*
Kiri-kanan: KH Ahmad Dahlan, Ahmad Surkati, KH Hasyim Asy"ari, dan Ahmad Hasan. (Betaria Sarulina/oksavingmoney.com).

EMPAT tokoh Islam berikut ini berperan besar di dalam menjaga dan memperbarui Islam di Indonesia. Mereka mendirikan organisasi Islam sebagai sarana perubahan di dalam berbagai field kehidupan.

Anda sedang menonton: Bentuk perjuangan tokoh perkembangan islam di indonesia

KH Ahmad Dahlan Melampaui Abduh

”Sejak umur 15 tahun, saat saya berdiam dalam Tjokroaminoto,” cerita Bung Karno, “saya telah terpukau dengan KH Ahmad Dahlan.” Bung Karno bahkan dulu anggota Muhammadiyah dan pernah menyatakan keinginan “dikubur dengan membawa nama Muhammadiyah atas kain kafan.”

Muhammadiyah, salah organisasi Islam terpenting di Indonesia, didirikan Ahmad Dahlan di atas 18 November 1912. Tujuannya, “menyebarkan pengajaran Kanjeng Nabi Muhammad observed kepada penduduk bumiputera” dan “memajukan hal agama Islam kepada anggota-anggotanya”. Pegang ini bergerak di field kemasyarakatan, kesehatan, dan pendidikan ketimbang politik. Dari ruang gerak akhirnya di Kauman, Yogyakarta, memegang ini then meluas ke daerah lain, tersirat luar Jawa.


Dahlan terjejas di Kauman, Yogyakarta, pada 1 Agustus 1868 dengan menyandang nama kecil Muhammad Darwis. Ayahnya, KH Abubakar, seorang khatib masjid geram di kesultanan Yogyakarta, sedangkan ibunya, Siti Aminah, putri seorang penghulu. Praktis, dari kecil, dialah mendapat didikan lingkungannya pesantren serta menyerap pengetahuan keagamaan dan bahasa Arab.

Ketika mengolonisasi di Mekah, di usia 15 tahun, dia awal berinteraksi dan tersentuh dengan pemikiran para pembaharu Islam.
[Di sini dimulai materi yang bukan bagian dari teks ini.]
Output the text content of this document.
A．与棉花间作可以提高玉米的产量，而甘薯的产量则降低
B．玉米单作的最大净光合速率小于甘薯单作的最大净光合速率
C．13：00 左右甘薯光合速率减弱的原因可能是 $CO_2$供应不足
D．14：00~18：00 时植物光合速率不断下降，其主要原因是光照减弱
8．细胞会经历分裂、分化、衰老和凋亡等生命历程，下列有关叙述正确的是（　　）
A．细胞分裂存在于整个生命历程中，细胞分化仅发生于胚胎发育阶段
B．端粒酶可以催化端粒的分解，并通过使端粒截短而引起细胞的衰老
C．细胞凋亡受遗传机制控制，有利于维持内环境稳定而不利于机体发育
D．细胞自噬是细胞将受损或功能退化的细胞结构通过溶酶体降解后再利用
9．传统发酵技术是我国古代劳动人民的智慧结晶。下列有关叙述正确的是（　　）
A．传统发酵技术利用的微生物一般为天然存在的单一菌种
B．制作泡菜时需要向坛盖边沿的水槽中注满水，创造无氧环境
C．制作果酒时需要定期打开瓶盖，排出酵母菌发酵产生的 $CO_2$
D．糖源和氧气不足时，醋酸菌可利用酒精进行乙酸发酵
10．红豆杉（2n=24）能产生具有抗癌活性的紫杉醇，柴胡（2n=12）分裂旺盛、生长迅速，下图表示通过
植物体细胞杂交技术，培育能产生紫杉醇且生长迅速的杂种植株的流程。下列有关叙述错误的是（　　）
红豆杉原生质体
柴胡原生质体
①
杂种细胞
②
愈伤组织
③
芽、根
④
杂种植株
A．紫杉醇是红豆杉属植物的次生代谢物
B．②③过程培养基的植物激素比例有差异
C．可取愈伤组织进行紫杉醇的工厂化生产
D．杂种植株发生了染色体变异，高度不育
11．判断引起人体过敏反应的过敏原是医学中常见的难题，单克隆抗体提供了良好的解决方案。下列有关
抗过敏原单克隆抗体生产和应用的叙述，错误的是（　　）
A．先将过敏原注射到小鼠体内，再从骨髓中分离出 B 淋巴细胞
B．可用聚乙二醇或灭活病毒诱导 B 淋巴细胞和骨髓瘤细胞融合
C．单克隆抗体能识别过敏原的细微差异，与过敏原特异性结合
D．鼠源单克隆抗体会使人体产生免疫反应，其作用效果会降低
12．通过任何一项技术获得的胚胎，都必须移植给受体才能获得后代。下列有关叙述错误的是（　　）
Dari itu, itu merasa perlunya gerakan pembaharuan Islam di kampung halamannya, yang masih berbaur dengan sinkretisme dan formalisme. Mula-mula dengan alter arah kiblat yang sebenarnya, then mengajak mengatasi jalan dan parit di Kauman. Robert W Hefner, Indonesianis origin Amerika Serikat, menyebut Dahlan merupakan sosok pembaharu Islam apa luar biasa di Indonesia, ~ pengaruhnya melampaui batas puncak pemikiran Muhammad Abduh dari Mesir.


Ahmad Dahlan wafat di Yogyakarta pada 23 Februari 1923 dan dimakamkan di Karang Kuncen, Yogyakarta.

Ahmad Surkati Mempercepat Kemerdekaan

Dalam Muktamar Islam i di Cirebon di atas 1922, terjadi perdebatan antara Ahmad Surkati dari Al-Irsyad dan Semaun dari Sarekat Islam Merah. Temanya mentereng: “Dengan apa Indonesia ini mungkin merdeka. Dengan Islamismekah ataukah Komunisme?” Perdebatan berlangsung alot. Masing-masing kukuh diatas pendapatnya. Toh, ini tak mengurangi penghargaan tengah mereka.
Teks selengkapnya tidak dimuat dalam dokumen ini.